Berlin: Nadav Lapid's 'Synonyms' Wins Golden Bear

SYNONYMES Still 3 - Berlin International Film Festival -  Publicity - H 2019
Courtesy of Berlin International Film Festival

Chinese drama 'So Long My Son' swept the acting prizes, with Wang Jingchun and Yong Mei talking home the best actor and best actress Silver Bears.

Nadav Lapid's Synonyms, a tale of a former IDF soldier trying to escape his past by immersing himself in the Paris nightlife, won the Golden Bear for best film at the 69th Berlin International Film Festival.

A critical favorite — Synonyms picked up the FIPRESCI international critics award ahead of Saturday's Berlinale gala — the film features a star-making performance from newcomer Tom Mercier, whom The Hollywood Reporter compared to “a young Tom Hardy.”

But the acting honors in Berlin went to another film — So Long My Son, a moving look at the lasting damage caused by China's one-child policy, by director Wang Xiaoshuai (Beijing Bicycles).

Many had pegged the three-hour family drama as the Golden Bear winner but the jury — perhaps hesitant to award a Chinese film the top prize after Beijing apparently pulled Zhang Yimou's new film, One Second, from Berlin competition shortly before its scheduled premiere — instead handed the film two Silver Bears, honoring its stars Wang Jingchun and Yong Mei with the festival's best actor and best actress awards.

Jury president Juliette Binoche read a statement in reference to One Second being withdrawn from competition. While it was not directly critical of China, it stressed the importance of artistic freedom and ended: "We hope this film will soon be seen around the world."

In a year when a record seven films in Berlin's competition were directed by women, it was fitting that a female hand hoisted this year's best director Silver Bear.

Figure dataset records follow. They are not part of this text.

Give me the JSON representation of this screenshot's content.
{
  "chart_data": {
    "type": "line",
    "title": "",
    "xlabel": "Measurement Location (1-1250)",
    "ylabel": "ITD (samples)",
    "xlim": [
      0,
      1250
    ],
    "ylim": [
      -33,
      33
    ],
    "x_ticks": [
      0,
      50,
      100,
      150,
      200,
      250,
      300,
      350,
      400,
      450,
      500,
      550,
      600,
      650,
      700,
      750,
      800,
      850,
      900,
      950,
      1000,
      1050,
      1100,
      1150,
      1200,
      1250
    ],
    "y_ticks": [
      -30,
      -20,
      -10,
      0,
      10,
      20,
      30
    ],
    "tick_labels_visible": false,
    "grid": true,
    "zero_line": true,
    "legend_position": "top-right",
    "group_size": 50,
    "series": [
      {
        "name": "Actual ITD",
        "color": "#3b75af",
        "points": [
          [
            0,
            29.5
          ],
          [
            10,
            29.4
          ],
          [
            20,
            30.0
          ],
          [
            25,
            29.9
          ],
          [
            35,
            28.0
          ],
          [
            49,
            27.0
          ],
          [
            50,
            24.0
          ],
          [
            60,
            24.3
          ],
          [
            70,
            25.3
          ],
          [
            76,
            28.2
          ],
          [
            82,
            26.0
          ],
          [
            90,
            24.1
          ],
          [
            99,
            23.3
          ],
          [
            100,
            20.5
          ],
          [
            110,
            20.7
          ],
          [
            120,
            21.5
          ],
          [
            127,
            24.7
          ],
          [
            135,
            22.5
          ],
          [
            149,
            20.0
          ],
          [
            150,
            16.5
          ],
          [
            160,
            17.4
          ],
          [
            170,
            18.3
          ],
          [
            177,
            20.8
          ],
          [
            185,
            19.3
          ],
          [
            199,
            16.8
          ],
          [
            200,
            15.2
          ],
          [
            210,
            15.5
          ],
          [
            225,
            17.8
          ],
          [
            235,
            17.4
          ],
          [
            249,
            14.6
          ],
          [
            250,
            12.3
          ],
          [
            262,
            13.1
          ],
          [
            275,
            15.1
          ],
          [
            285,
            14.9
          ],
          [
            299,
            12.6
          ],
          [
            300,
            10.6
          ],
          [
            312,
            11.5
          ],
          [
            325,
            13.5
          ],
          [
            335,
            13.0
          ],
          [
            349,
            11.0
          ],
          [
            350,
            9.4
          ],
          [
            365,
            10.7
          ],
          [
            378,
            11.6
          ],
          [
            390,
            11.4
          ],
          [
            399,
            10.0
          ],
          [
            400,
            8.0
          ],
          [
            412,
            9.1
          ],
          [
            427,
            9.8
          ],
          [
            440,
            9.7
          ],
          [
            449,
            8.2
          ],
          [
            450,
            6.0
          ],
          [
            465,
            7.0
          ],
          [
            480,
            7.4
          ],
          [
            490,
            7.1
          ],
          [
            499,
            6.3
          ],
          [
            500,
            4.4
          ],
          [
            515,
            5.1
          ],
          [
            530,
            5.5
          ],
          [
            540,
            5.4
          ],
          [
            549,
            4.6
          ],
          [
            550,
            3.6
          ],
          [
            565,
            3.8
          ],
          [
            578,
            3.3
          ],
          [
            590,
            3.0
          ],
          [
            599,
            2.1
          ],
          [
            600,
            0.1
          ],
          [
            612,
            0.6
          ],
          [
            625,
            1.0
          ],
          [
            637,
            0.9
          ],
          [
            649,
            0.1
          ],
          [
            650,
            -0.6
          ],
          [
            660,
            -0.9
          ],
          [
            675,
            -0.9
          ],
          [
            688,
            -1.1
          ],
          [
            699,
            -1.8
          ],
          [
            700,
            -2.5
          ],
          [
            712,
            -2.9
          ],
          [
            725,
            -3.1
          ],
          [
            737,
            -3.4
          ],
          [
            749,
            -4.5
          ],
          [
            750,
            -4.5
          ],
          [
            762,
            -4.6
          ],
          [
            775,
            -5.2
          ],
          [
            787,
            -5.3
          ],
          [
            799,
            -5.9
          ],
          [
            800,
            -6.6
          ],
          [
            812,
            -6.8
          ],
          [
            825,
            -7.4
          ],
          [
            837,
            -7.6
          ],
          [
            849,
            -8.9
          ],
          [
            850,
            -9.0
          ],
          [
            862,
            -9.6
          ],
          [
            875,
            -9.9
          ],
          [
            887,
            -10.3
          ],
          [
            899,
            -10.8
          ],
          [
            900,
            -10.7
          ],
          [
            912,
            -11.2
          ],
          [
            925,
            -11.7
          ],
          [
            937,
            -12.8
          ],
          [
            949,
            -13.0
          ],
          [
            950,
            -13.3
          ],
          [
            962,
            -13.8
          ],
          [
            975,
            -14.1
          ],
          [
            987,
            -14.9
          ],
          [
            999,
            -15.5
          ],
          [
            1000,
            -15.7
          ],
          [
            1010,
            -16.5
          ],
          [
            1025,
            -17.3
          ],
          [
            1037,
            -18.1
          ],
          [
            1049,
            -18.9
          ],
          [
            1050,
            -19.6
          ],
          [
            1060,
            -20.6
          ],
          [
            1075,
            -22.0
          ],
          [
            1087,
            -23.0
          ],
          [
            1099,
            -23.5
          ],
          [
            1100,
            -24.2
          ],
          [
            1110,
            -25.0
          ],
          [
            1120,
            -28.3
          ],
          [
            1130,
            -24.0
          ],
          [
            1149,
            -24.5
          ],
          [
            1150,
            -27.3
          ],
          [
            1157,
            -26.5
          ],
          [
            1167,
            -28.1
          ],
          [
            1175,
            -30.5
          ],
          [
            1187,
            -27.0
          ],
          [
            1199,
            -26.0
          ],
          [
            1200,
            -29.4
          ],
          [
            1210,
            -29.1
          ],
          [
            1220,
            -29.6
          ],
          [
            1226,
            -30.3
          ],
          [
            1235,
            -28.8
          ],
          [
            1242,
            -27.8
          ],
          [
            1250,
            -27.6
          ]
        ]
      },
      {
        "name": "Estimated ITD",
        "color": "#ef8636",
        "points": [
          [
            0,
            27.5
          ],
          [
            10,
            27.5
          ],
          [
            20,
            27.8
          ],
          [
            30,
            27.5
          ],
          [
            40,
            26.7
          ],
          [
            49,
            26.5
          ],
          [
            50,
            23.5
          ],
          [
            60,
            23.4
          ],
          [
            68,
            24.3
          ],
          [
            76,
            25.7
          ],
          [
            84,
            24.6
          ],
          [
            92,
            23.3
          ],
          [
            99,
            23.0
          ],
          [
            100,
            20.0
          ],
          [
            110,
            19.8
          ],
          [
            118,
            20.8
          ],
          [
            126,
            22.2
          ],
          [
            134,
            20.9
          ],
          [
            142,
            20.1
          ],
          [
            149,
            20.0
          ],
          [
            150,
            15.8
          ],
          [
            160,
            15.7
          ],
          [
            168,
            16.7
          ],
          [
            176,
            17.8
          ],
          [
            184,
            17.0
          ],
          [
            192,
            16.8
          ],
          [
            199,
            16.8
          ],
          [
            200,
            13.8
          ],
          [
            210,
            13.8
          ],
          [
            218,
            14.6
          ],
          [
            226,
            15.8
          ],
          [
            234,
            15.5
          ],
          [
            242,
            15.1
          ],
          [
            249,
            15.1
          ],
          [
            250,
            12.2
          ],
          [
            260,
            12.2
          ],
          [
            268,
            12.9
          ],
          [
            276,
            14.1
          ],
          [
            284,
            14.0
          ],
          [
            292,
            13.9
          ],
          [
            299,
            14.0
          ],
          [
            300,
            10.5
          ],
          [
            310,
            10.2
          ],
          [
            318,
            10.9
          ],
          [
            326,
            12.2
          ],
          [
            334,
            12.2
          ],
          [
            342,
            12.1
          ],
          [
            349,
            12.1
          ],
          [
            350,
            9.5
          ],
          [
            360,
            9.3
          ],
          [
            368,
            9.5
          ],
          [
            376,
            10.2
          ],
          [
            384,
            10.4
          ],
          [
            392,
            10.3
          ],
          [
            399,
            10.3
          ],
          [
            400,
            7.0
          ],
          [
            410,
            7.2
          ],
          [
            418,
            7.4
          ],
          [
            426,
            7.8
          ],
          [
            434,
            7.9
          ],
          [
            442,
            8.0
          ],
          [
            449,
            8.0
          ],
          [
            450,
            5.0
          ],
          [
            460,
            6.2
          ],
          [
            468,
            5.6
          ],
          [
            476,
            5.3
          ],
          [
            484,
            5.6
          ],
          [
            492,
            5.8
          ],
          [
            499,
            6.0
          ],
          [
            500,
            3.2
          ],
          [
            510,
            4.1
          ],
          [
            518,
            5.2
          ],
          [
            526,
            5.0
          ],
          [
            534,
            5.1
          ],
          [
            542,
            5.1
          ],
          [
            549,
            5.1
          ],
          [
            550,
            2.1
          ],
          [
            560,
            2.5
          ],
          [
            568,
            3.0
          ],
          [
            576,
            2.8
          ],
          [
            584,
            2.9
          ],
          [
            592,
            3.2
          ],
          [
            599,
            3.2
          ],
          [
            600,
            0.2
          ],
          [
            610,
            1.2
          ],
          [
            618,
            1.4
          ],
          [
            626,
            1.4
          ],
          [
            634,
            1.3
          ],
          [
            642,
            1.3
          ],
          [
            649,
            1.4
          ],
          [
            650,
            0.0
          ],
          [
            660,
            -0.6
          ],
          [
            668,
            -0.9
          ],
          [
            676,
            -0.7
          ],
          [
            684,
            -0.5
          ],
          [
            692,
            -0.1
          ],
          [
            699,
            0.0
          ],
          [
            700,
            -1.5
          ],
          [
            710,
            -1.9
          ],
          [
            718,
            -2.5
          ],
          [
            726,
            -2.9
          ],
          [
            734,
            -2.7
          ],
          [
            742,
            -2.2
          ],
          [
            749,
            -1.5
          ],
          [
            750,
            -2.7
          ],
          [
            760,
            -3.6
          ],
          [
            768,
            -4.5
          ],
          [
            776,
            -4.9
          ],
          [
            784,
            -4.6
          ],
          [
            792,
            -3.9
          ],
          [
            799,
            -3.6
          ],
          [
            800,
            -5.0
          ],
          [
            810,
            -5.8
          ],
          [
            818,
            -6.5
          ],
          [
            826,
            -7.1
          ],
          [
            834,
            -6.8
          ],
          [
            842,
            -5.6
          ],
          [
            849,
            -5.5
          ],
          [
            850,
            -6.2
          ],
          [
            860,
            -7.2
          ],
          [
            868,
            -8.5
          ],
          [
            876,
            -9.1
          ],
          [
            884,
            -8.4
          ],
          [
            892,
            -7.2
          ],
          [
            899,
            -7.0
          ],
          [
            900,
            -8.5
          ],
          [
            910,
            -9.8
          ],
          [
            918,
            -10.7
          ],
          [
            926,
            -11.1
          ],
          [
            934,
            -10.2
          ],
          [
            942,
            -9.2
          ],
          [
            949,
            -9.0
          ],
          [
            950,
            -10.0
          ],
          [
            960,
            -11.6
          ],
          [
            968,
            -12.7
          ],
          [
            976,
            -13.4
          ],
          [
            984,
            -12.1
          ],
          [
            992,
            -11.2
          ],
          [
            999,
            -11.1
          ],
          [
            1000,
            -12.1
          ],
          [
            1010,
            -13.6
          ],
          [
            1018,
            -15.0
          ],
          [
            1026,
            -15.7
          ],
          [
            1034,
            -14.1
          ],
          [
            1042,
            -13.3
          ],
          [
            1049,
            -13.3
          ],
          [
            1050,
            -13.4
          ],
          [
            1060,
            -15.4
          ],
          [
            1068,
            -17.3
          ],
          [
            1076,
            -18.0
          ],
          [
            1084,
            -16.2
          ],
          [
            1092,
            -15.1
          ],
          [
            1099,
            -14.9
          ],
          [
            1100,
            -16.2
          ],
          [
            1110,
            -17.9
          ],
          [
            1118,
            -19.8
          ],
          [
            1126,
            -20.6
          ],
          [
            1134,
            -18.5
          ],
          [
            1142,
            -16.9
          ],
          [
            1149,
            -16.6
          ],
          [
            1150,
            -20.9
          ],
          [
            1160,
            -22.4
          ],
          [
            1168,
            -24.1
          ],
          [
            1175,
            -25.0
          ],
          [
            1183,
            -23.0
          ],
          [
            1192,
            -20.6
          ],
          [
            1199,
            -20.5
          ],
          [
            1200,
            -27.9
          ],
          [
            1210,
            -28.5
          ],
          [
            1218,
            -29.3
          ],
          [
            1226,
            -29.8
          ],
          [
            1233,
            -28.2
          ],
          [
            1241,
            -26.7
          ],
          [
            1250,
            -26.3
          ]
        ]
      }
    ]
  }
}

Veteran Berlin School helmer Angela Schanelec won the prize for I Was at Home, But…, a story of a widowed mother whose son runs away from home and lives in the wild for a week. Like most of Schanelec's work, the pic divided critics and audiences between those, as THR's reviewer put it, who “saw a devastating masterpiece” and others who “perceived pretentious garbage.”

Another German film directed by a woman, Nora Fingscheidt’s psychological drama System Crasher, won the Alfred Bauer Award, named after the Berlin Film Festival's founder. Fingscheidt's first feature looks at an out-of-control child (played by the phenomenal first-timer Helena Zengel) who crashes out of German social services.  

Acclaimed French filmmaker Francois Ozon picked up the fest's jury prize for By the Grace of God, a story of abuse in the Catholic Church inspired by a real-life case currently before the French courts.

Best screenplay honors went to Claudio Giovannesi's Piranhas, co-written by Giovannesi, Maurizio Braucci and Roberto Saviano, on whose novel the tale of youth gangs in Naples is based.

Out Stealing Horses, a contemplative drama from Norwegian director Hans Petter Moland (Cold Pursuit) about memory and identity and the impact of the natural world on both, won the Silver Bear for outstanding artistic achievement for cinematographer Rasmus Videbaek and his astounding lensing of the Nordic woods.  

Berlin International Film Festival director Dieter Kosslick ended his 18th and final Berlinale in style on Saturday night, greeted by fans on the red carpet who were wearing Kosslick's trademark black hat and red scarf and who chanted his name and held up “Danke Dieter” signs. Kosslick is set to step down at the end of this year's fest and will be replaced by the two-person team of artistic director Carlo Chatrian and managing director Mariette Rissenbeek.